The new deal, issued under the name Proven Glory Capital Limited, traded up on Wednesday, as investors in Asia and Europe continued to build positions in the new print. “We see some European accounts buying in the secondary market, thanks to the company’s marketing efforts in the region,” a syndicate banker said.
The February 2022 $1 billion note was quoted at 100.139/100.285 to yield 128/125bp over five-year Treasuries. The February 2027 $500 million note was quoted at 99.602/99.779 to yield 161/159bp over 10-year Treasuries, according to market data.
Both tranches were priced inside the secondary curves of Huawei's existing bonds or industry comparables. The best benchmark for the five-year note was Taiwanese technology group Honhai’s September 2021 $600 million bond, which was trading at 97bp over Treasuries, or a G-spread of 105bp.
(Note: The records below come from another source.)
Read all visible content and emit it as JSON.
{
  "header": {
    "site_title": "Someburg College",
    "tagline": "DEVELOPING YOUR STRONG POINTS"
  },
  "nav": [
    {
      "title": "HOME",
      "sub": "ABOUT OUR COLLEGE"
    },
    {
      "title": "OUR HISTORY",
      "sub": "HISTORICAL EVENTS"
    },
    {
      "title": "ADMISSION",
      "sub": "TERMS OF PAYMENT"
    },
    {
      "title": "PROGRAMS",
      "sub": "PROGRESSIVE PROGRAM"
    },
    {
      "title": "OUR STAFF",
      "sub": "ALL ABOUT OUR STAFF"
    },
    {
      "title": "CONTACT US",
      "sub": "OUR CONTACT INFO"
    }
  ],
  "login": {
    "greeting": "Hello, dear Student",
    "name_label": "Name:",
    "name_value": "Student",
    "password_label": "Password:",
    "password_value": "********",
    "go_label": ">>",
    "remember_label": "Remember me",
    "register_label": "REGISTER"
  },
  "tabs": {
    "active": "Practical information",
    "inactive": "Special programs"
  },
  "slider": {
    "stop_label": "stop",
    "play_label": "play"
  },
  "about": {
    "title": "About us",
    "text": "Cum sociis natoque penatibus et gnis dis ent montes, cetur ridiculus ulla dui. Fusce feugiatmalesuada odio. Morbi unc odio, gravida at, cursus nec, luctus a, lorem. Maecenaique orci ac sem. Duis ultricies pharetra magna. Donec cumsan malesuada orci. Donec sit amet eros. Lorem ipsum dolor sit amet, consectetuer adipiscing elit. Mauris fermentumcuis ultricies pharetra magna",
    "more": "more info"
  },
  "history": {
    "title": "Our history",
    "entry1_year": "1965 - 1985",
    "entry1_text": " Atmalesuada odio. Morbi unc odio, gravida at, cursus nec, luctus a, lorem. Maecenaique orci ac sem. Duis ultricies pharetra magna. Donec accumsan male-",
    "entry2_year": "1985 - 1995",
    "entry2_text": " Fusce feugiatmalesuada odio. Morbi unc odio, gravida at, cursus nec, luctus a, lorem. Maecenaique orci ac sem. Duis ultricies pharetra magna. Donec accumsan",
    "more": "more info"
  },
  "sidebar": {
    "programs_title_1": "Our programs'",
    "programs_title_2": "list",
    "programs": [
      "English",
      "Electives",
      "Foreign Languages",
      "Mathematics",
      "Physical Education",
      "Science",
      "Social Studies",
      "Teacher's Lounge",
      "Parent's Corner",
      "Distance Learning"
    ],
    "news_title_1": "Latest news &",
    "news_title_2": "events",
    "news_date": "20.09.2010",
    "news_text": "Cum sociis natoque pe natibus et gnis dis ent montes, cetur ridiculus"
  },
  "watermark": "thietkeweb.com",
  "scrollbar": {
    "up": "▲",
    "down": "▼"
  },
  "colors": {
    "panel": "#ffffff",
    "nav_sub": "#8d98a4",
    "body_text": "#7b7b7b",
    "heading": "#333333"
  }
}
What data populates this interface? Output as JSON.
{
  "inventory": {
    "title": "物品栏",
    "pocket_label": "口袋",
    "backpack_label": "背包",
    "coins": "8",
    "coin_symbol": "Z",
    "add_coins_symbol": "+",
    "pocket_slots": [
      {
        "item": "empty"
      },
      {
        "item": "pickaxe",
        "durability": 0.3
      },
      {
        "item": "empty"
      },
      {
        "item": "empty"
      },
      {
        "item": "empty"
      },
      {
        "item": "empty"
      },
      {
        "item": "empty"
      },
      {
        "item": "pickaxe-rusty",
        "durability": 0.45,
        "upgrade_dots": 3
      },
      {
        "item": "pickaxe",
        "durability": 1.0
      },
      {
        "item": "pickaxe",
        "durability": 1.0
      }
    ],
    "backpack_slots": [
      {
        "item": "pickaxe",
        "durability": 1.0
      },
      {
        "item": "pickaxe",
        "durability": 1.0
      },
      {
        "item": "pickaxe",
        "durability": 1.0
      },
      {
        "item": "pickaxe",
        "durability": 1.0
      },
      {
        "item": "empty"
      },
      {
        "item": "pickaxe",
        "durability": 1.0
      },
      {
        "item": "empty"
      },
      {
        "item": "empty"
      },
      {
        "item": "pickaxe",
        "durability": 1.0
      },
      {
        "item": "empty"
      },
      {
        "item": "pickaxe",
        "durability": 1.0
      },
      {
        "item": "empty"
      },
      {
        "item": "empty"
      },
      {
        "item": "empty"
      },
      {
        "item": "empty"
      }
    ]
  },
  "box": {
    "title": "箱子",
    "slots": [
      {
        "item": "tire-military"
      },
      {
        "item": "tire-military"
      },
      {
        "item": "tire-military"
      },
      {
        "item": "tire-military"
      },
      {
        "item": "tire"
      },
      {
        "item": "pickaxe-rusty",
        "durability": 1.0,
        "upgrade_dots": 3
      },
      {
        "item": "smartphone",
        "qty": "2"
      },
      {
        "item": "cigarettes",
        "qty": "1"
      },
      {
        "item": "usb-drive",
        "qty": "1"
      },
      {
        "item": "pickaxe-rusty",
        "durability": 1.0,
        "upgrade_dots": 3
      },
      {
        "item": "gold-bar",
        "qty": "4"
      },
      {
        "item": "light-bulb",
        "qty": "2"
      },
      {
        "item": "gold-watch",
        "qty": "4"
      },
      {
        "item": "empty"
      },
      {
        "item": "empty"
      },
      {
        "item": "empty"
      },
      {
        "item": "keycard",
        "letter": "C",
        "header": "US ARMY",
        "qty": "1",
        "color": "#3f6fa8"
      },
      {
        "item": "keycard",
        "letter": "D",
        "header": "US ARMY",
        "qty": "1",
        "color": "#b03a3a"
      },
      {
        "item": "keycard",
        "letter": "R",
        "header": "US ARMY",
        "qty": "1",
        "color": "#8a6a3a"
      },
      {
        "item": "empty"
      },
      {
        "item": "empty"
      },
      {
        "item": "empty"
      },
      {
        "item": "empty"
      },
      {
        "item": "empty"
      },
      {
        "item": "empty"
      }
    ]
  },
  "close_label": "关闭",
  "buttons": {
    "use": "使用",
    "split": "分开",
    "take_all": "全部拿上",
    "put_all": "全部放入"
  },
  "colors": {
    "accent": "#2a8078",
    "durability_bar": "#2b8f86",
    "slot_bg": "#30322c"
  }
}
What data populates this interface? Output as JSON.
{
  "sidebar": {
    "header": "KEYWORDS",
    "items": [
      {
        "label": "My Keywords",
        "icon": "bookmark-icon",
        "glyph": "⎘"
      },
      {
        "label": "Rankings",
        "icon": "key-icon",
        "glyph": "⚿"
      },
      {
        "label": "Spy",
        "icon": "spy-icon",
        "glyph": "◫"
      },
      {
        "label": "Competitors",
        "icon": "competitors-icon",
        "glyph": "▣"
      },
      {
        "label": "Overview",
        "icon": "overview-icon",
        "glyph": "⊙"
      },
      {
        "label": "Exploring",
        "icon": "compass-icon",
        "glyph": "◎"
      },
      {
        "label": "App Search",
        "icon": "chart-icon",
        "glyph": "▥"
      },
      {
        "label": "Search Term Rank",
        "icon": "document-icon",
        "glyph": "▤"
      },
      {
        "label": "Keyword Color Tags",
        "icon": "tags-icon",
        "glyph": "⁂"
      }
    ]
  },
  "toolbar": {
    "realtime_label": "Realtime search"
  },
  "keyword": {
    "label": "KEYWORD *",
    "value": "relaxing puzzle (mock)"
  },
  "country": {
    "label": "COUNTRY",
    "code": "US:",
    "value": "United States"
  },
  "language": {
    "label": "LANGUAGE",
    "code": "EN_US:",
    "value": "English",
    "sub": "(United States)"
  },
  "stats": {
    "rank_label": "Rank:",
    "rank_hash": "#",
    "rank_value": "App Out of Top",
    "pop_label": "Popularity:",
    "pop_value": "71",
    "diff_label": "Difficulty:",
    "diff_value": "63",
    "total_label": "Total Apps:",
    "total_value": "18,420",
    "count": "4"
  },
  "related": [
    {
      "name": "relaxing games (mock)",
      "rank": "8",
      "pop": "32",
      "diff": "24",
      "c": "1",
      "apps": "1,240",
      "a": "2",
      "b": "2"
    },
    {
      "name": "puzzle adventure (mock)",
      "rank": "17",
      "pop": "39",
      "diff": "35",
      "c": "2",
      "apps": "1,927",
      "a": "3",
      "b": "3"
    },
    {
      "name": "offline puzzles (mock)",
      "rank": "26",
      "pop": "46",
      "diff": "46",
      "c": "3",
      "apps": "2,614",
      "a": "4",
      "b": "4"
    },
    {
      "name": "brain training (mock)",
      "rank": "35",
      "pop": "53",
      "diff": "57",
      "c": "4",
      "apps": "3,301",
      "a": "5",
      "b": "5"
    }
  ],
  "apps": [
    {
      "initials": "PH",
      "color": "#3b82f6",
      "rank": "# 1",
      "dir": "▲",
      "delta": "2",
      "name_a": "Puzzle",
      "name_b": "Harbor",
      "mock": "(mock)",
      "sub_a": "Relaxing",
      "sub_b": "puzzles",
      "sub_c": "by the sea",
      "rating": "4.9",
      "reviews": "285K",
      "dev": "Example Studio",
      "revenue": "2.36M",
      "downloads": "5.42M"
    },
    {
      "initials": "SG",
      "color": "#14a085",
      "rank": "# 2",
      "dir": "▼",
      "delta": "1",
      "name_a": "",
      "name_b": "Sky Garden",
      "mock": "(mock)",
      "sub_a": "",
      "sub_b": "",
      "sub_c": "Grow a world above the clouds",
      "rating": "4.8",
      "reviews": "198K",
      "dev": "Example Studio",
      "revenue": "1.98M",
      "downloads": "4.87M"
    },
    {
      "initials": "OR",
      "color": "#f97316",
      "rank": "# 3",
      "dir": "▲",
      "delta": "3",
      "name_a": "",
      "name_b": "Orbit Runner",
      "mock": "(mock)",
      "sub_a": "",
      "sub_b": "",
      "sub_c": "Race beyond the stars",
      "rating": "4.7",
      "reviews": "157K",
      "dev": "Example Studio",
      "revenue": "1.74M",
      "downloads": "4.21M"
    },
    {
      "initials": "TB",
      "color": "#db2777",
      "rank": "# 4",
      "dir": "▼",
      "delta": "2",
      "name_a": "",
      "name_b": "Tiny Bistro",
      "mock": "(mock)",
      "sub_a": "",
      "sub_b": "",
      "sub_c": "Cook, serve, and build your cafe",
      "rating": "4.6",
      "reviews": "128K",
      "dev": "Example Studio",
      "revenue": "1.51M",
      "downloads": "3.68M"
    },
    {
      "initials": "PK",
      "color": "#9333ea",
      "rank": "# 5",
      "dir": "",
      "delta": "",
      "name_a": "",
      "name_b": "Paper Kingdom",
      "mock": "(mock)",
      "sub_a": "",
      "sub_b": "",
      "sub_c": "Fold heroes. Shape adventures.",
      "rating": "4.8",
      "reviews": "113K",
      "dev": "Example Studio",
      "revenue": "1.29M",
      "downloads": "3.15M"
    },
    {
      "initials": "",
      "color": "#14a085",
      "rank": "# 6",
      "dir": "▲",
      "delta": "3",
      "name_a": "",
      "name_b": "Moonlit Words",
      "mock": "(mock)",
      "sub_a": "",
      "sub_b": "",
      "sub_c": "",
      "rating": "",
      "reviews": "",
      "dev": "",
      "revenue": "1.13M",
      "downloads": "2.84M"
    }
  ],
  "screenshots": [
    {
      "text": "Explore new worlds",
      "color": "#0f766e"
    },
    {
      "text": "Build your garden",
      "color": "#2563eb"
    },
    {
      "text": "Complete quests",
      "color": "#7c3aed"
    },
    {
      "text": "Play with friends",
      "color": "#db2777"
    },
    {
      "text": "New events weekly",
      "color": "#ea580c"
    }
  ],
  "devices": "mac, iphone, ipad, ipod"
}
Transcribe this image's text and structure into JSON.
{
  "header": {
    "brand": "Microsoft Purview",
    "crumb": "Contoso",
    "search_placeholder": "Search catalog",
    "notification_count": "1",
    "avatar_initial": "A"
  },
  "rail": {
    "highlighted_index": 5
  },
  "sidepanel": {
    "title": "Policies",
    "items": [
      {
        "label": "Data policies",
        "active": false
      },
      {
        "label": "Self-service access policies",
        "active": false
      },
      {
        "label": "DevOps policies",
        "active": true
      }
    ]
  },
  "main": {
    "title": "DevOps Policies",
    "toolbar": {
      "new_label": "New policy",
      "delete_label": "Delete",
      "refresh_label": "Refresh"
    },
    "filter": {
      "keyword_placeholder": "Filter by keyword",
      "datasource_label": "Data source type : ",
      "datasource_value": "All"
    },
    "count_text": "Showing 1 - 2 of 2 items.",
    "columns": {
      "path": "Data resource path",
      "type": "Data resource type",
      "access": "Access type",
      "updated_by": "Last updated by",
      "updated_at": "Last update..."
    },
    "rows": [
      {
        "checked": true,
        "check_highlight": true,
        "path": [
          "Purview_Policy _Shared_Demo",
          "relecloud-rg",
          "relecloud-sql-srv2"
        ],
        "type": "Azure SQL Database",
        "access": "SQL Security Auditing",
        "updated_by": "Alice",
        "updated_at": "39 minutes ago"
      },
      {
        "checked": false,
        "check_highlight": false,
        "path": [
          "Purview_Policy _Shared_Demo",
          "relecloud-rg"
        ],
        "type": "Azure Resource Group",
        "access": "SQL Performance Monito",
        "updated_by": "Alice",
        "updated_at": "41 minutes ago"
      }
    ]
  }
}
As for the 10-year, Huawei’s outstanding May 2026 $2 billion note was trading at 165bp over 10-year Treasuries, or a G-spread of 170bp.
Asian investors took 80% of both tranches, with the remaining 20% being allocated to European accounts.
For the five-year note, fund managers took 62%, central banks and sovereign wealth funds 20%, banks 14% and private banks 3%. The remaining 1% went to insurance groups. Meanwhile, fund managers took 63% of the new 10-year bond, insurance groups 27%, banks 7% and private banks 3%.
Huawei’s smartphone sales rose 29% year on year to 139 million units last year, bucking an industry trend of stagnant growth.
The bookrunners were Bank of China Hong Kong, Citi, DBS, HSBC and Standard Chartered.